Like old times
by , 04-18-2010 at 07:05 AM (282 Views)
Fenced Wednesday in MA--NH and AL present. Didn't take a lesson because I had to get up at 0500 on Thursday, so I had to leave a bit early. Fenced fairly well--continue to focus on tempo vs. power....
Saturday, took a lesson with Istvan, for the first time this year. Badly needed it, but it went much better than I expected.
1. M extends. S bind 4, cut wrist twice, cut head. M cut flank; S parry 3, cut head. Standing, with one advance, with two advances, w/ three advances. For the sake of those who actually read this, sample footwork/handwork coordination is:
M Extend
S bind 4
M retreat
S cut wrist twice w/advance
M retreat
S cut head w/advance
M cut flank
S parry flank
M retreat
S riposte head w/advance.
We do it at normal speed--coordination is important. I was rushing the final step with the riposte to head. It is parry/stand, M retreat, S extend-advance-cut head. It's easy to start the advance before the extension.
2. M extend. S bind 3, beat 3, cut cheek. W/advance, w/double advance, w/ advance-lunge.
3. S 3-4 invitation advance....
a. M retreats; S jump-lunge-head cut. (I would actually prefer to do this with an advance-lunge--the traditional ballestra is nothing more than an invitation for a counter-attack these days).
b. M establishes PIL. S beat 4, cut head w/lunge
c. M cuts in. S parry-riposte. (The trick here is that you end the advance, stop, parry-riposte. If you are rushing, you will not be able to stop....)
The 3-4 invitation with an advance is a nice gambit, in that it generally forces your opponent into a predictable response--bad fencers are frozen by it (what is going on?) so you gain tempo to attack. It generally draws good fencers into tactical wheel play.

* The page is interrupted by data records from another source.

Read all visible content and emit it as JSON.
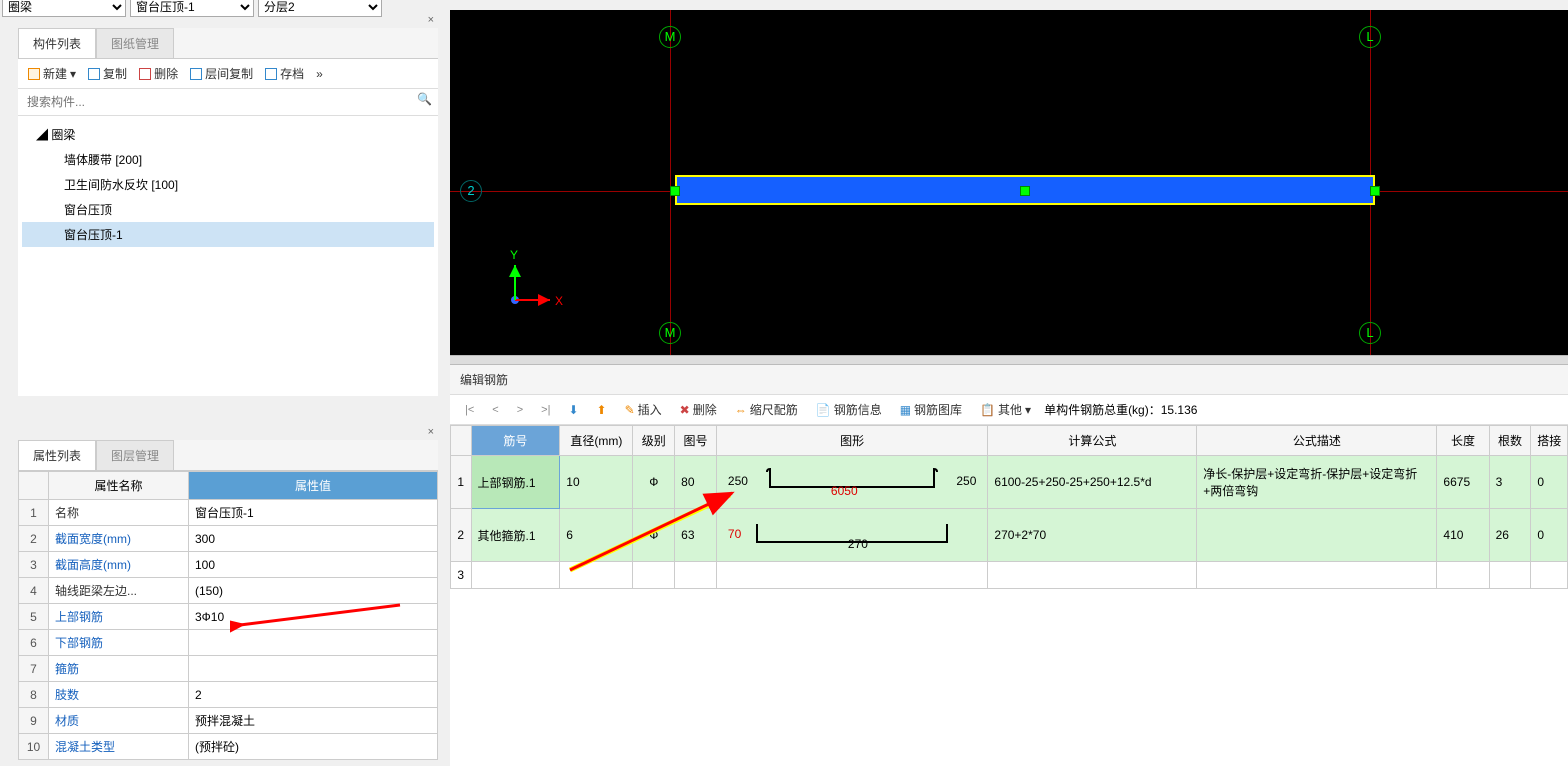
{
  "top_dropdowns": {
    "d1": "圈梁",
    "d2": "窗台压顶-1",
    "d3": "分层2"
  },
  "left_panel": {
    "tabs": [
      "构件列表",
      "图纸管理"
    ],
    "toolbar": {
      "new": "新建",
      "copy": "复制",
      "delete": "删除",
      "floor_copy": "层间复制",
      "archive": "存档"
    },
    "search_placeholder": "搜索构件...",
    "tree": {
      "root": "圈梁",
      "items": [
        "墙体腰带 [200]",
        "卫生间防水反坎 [100]",
        "窗台压顶",
        "窗台压顶-1"
      ],
      "selected_idx": 3
    }
  },
  "props_panel": {
    "tabs": [
      "属性列表",
      "图层管理"
    ],
    "headers": {
      "name": "属性名称",
      "value": "属性值"
    },
    "rows": [
      {
        "n": "1",
        "name": "名称",
        "value": "窗台压顶-1",
        "black": true
      },
      {
        "n": "2",
        "name": "截面宽度(mm)",
        "value": "300"
      },
      {
        "n": "3",
        "name": "截面高度(mm)",
        "value": "100"
      },
      {
        "n": "4",
        "name": "轴线距梁左边...",
        "value": "(150)",
        "black": true
      },
      {
        "n": "5",
        "name": "上部钢筋",
        "value": "3Ф10"
      },
      {
        "n": "6",
        "name": "下部钢筋",
        "value": ""
      },
      {
        "n": "7",
        "name": "箍筋",
        "value": ""
      },
      {
        "n": "8",
        "name": "肢数",
        "value": "2"
      },
      {
        "n": "9",
        "name": "材质",
        "value": "预拌混凝土"
      },
      {
        "n": "10",
        "name": "混凝土类型",
        "value": "(预拌砼)"
      }
    ]
  },
  "canvas": {
    "axis_top": [
      "M",
      "L"
    ],
    "axis_bot": [
      "M",
      "L"
    ],
    "row": "2",
    "coord_x": "X",
    "coord_y": "Y"
  },
  "rebar": {
    "title": "编辑钢筋",
    "nav": [
      "|<",
      "<",
      ">",
      ">|"
    ],
    "tools": {
      "insert": "插入",
      "delete": "删除",
      "scale": "缩尺配筋",
      "info": "钢筋信息",
      "gallery": "钢筋图库",
      "other": "其他"
    },
    "weight_label": "单构件钢筋总重(kg)：",
    "weight_value": "15.136",
    "headers": [
      "筋号",
      "直径(mm)",
      "级别",
      "图号",
      "图形",
      "计算公式",
      "公式描述",
      "长度",
      "根数",
      "搭接"
    ],
    "rows": [
      {
        "n": "1",
        "name": "上部钢筋.1",
        "dia": "10",
        "grade": "Ф",
        "code": "80",
        "shape": {
          "left": "250",
          "mid": "6050",
          "right": "250",
          "hooks": true
        },
        "formula": "6100-25+250-25+250+12.5*d",
        "desc": "净长-保护层+设定弯折-保护层+设定弯折+两倍弯钩",
        "len": "6675",
        "cnt": "3",
        "lap": "0"
      },
      {
        "n": "2",
        "name": "其他箍筋.1",
        "dia": "6",
        "grade": "Ф",
        "code": "63",
        "shape": {
          "left": "70",
          "mid": "270",
          "right": "",
          "hooks": false
        },
        "formula": "270+2*70",
        "desc": "",
        "len": "410",
        "cnt": "26",
        "lap": "0"
      }
    ]
  }
}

4. M feint 4, feint 3, coupe 3, coupe cut-3. S parry 4, parry 3, counter 3, counter 3, cut head. Retreating. M may actually end the attack on any of the feints, so you can't move to the next parry until he changes lines... again, the watching/not rushing is very important.
Plus some random hand-speed/parry riposte drills in between the various longer elements.
Very pleasant lesson--my footwork, especially my lunge, is not where it should be (my front foot on my lunge is a little late/slow/tight, so I don't get the full distance I should, if that makes any sense....), but I got into the groove very quickly, and was generally pleased with my hand-foot coordination.